2.24.2009

Rant

This is a rant. Fair warning.

OK. Reasons NOT to bring your kid into the spanking new high-quality 20 bed pediatric only ED with 6 resuscitation rooms and triple attending coverage.

Number 1. My kid's foot jerks in his sleep sometimes. I videotaped it. It happens, like, every five minutes. He keeps sleeping but he, oh my GOD, like rolls over. I brought him in here, not so you ED docs could look at him because you don't know what seizures are, but so he could get an MRI and a STAT Neurology consult (I didn't tell her that was an oxymoron). Yes he has a fever. Yes he has a cold. Yes he's 18 months. So, A, that's not a seizure, it's sleep myoclonus, and B, even if it were a seizure and it were generalized, even up to 3 or four minutes, it would be a febrile seizure and he wouldn't need an MR. Let's say you're right and he is having focal seizures, just for the sake of argument; if that were the case, he has a fever so I have to 1, CT him, which is radiation which you don't want, and 2,tap him which you obviously won't like if it bothers you that his itty bitty widdle foot twitches in his sleep. Honestly. I'm not trying to deprive you of your God-given right to a stat MR for sleep myoclonus. I'm trying to avoid giving your kid leukemia (now thought to be perhaps as high as 1 in 1000 for early CT exposure). Sigh.

Number 2. My otherwise well kid really didn't sleep well last night and he has a runny nose. Guess what? My kid didn't sleep last night either, because despite stripping at the door and sprinting to the bathroom to wash my hands, I still am covered with stinky-germ-goo from people like you and all my kids, my wife, and I, are sick. I still came to work. My kid is at home. He woke up ten times too. My wife, who feels sick, is at home taking care of three sick kids so I can have the joy of telling you it's a virus and you should, like, suction his nose and let him rest. Christ.
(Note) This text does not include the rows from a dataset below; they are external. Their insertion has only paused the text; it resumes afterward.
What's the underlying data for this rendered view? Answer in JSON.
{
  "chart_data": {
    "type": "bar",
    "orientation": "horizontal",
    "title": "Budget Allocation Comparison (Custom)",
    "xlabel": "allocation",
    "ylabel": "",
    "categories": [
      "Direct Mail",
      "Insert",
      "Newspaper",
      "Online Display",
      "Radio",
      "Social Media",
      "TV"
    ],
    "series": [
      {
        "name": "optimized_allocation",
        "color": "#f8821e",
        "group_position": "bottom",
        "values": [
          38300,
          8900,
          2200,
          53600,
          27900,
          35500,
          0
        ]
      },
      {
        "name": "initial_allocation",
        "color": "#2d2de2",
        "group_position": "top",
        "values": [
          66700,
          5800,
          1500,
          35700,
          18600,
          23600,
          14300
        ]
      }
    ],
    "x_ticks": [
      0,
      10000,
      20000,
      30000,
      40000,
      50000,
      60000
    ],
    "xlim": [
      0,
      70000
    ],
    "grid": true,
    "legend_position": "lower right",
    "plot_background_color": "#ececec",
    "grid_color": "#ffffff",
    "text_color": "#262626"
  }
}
Number 3. On to annoying primary docs (many are good, I'm not yelling at them). My patient is totally fine, but she has a bump on the back of her leg that doesn't hurt at all. She fell a MONTH ago on her shin and couldn't walk for a day and now is better. She has NO feverchillseasybruisinglossofappetitenauseavomitingdiarrheacoughheadachemalaise. You, smart PMD, told this poor lady and her two kids to come DIRECTLY to the ED for EMERGENCY hematology consult and EMERGENCY orthopedic consult. Apparently small, painless, barely noticeable calf bumps are outside the scope of practice for this particular generalist pediatrician.
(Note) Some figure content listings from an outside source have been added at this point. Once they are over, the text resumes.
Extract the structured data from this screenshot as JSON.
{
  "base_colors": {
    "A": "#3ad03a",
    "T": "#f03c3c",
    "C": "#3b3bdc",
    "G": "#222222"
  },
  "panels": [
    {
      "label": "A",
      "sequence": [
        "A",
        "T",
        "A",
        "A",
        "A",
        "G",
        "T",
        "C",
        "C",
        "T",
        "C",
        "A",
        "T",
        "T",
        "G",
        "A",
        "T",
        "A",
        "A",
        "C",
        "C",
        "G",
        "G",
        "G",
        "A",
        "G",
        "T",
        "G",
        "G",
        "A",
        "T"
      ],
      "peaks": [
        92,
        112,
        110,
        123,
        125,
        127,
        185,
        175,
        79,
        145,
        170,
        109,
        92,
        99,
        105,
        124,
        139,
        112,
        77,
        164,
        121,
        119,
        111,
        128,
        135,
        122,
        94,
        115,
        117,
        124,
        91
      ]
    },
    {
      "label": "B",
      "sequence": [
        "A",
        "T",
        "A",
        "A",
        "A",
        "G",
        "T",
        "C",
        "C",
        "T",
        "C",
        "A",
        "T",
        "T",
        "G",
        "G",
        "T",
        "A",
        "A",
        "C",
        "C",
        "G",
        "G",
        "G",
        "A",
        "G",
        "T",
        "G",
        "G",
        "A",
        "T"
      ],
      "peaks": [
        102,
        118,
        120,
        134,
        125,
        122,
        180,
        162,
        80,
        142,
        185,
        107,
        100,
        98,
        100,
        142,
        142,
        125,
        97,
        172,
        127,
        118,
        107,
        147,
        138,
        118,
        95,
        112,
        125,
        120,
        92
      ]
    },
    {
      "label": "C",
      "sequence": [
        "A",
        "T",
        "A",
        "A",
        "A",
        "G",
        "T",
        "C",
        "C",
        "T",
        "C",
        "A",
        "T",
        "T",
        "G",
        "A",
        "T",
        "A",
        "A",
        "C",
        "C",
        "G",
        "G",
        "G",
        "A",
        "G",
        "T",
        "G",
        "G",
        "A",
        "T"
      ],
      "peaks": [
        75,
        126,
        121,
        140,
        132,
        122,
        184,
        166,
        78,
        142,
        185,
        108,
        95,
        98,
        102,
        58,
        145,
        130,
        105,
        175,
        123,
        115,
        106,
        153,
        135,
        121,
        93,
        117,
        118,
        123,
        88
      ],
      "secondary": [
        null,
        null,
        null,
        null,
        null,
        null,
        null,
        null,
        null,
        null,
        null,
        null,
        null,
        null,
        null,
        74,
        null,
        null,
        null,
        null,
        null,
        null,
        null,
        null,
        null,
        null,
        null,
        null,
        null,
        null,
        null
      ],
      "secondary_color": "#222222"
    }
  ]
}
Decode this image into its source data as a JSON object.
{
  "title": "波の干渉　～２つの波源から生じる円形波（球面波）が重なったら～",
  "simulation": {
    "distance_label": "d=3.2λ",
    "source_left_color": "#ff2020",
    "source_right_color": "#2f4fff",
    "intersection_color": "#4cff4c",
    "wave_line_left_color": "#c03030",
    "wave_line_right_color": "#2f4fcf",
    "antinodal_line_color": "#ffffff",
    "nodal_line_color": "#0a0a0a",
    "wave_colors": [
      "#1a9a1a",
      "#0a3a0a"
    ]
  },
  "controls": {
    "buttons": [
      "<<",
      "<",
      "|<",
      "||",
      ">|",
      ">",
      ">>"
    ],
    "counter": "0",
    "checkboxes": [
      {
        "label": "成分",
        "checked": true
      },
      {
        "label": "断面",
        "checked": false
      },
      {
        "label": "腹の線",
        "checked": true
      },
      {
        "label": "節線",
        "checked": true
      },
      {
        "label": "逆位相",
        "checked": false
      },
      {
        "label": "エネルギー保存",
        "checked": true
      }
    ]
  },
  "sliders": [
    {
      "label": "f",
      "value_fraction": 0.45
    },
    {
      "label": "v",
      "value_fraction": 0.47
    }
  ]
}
Number 4, a special shout out to the receptionist. Thank you, oh thank you, for telling the chronic abdominal pain patient who, to their credit, is not requesting drugs or mega work-up, to come DIRECTLY to the EMERGENCY DEPARTMENT (so named because it is for emergencies, not clinic visits) so that we EM docs can arrange for your doctor to see you in the ED because he's over at the hospital today. Please, please don't tell the patient they can be seen in clinic by one of the doc's colleagues. Please, please don't tell them to make an appointment, God forbid, tomorrow when the doc is back in clinic. No, no. Send them directly here. I'll see them right after the runny nose, the calf bump, and the jerking foot kid.